Premysl Sobotka of the right-of-centre Civic Democrats has been re-elected to the post of Senate chairman. On Wednesday, 74 out of 77 senators present supported him in a secret ballot. It was the highest support for any chairman in the upper house's ten-year history. Mr Sobotka's party has a majority in the senate, holding 41 of 81 seats. Regarding his continuing on in the post, Mr Sobotka said one of his priorities was to increase the Senate's role in foreign policy.
The Austrian company Kapsch will not be able to launch test operations of a new road toll system this Friday. The transport ministry has not given the test run the green light. The ministry says some toll gates are hundreds of metres from where they were supposed to be. It also criticises the use of diesel units. Without the test operation, the introduction of the country's first electronic road toll system for vehicles above 12 tonnes cannot be launched on January 1. The new system is estimated to bring in around 10.5 billion crowns (over 4.5 million US dollars) a year.

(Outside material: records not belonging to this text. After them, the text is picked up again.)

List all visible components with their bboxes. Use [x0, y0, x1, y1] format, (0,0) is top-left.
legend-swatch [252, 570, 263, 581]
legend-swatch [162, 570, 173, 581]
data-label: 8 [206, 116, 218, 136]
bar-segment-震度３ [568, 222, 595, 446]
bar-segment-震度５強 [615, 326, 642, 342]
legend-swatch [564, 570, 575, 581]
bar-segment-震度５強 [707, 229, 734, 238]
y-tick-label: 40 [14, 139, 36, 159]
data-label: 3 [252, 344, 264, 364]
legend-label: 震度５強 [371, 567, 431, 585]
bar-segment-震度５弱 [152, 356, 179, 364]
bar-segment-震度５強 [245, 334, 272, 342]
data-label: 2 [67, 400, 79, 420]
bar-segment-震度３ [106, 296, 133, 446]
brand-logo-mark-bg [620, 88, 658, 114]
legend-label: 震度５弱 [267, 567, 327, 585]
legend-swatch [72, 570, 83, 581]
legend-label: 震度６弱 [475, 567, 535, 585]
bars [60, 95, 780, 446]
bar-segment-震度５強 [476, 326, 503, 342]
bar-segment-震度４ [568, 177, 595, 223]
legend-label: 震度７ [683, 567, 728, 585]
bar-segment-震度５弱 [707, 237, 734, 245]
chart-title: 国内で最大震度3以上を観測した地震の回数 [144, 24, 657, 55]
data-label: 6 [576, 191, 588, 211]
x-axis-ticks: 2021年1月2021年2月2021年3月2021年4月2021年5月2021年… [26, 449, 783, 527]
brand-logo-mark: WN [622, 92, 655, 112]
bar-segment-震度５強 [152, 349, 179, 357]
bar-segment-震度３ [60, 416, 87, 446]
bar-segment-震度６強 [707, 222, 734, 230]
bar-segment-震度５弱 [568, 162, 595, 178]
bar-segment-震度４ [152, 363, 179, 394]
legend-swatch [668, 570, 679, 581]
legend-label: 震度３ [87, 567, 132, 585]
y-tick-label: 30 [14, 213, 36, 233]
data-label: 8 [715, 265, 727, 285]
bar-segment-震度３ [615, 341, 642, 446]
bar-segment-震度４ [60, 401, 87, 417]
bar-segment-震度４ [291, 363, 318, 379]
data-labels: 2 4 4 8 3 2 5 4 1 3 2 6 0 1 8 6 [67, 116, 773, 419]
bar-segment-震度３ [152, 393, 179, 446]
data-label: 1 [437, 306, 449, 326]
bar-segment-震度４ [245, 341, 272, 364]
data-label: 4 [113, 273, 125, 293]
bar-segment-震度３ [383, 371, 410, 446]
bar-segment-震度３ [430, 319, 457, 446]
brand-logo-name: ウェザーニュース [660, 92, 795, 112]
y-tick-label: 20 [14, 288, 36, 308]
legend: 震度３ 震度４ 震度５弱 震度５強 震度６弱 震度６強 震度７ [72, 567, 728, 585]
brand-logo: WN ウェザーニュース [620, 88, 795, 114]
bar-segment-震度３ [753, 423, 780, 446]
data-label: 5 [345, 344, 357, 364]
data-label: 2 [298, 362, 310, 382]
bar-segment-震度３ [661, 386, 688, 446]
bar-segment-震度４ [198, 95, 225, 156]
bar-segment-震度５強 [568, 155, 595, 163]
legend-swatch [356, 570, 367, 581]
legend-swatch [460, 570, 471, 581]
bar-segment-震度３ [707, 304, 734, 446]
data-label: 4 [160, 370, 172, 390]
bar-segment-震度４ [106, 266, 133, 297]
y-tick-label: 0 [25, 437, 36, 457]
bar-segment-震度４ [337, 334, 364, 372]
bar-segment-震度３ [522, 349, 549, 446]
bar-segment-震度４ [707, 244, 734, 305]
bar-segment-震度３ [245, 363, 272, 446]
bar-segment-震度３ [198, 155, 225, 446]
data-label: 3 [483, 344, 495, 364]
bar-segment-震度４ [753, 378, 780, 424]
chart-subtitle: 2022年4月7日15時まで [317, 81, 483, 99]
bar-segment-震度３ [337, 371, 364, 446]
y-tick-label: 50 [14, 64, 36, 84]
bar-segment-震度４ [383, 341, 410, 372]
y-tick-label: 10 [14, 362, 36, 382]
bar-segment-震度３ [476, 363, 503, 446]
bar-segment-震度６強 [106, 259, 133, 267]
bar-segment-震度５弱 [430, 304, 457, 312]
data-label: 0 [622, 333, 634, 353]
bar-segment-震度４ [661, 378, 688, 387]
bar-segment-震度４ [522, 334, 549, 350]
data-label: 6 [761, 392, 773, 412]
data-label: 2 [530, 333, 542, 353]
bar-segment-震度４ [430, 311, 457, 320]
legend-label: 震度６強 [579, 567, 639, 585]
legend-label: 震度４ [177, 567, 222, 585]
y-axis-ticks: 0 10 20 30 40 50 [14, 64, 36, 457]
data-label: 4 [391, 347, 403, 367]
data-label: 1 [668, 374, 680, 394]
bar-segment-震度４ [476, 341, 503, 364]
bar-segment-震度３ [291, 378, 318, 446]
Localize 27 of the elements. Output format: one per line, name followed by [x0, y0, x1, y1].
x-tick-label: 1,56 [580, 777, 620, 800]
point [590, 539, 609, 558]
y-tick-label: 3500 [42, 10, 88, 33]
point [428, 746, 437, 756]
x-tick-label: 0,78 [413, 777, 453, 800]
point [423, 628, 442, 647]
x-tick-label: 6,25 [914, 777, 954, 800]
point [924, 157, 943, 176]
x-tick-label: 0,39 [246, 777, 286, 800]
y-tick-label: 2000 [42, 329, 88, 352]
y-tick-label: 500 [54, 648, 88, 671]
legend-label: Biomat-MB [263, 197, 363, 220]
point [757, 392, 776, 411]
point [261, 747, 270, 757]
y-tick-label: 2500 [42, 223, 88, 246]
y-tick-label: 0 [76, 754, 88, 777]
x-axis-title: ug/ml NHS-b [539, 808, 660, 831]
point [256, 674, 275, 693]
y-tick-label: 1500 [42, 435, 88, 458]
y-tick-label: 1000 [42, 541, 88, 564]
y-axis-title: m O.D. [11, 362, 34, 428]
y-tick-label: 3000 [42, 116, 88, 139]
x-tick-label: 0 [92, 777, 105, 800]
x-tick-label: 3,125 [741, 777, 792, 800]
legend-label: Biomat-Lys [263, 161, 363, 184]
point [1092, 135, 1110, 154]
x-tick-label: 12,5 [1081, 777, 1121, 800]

US President George W. Bush speaking with President Vaclav Klaus at the
NATO Summit underway in Riga, has reportedly reiterated conviction that
visa requirements for Czechs travelling to the US will eventually be
waived. Speaking to reporters after a brief meeting with his US
counterpart, Czech President Vaclav Klaus said President Bush anticipated
intense debate in Congress, which will have the final word.
While Czech Foreign Minister Alexandr Vondra has put two years as an estimate for changes in visa policy, some US officials are being more cautious. The US Ambassador to Prague Richard Graber on Wednesday reacted by suggesting that while two years was perhaps a good estimate, the timeframe couldn't be guaranteed.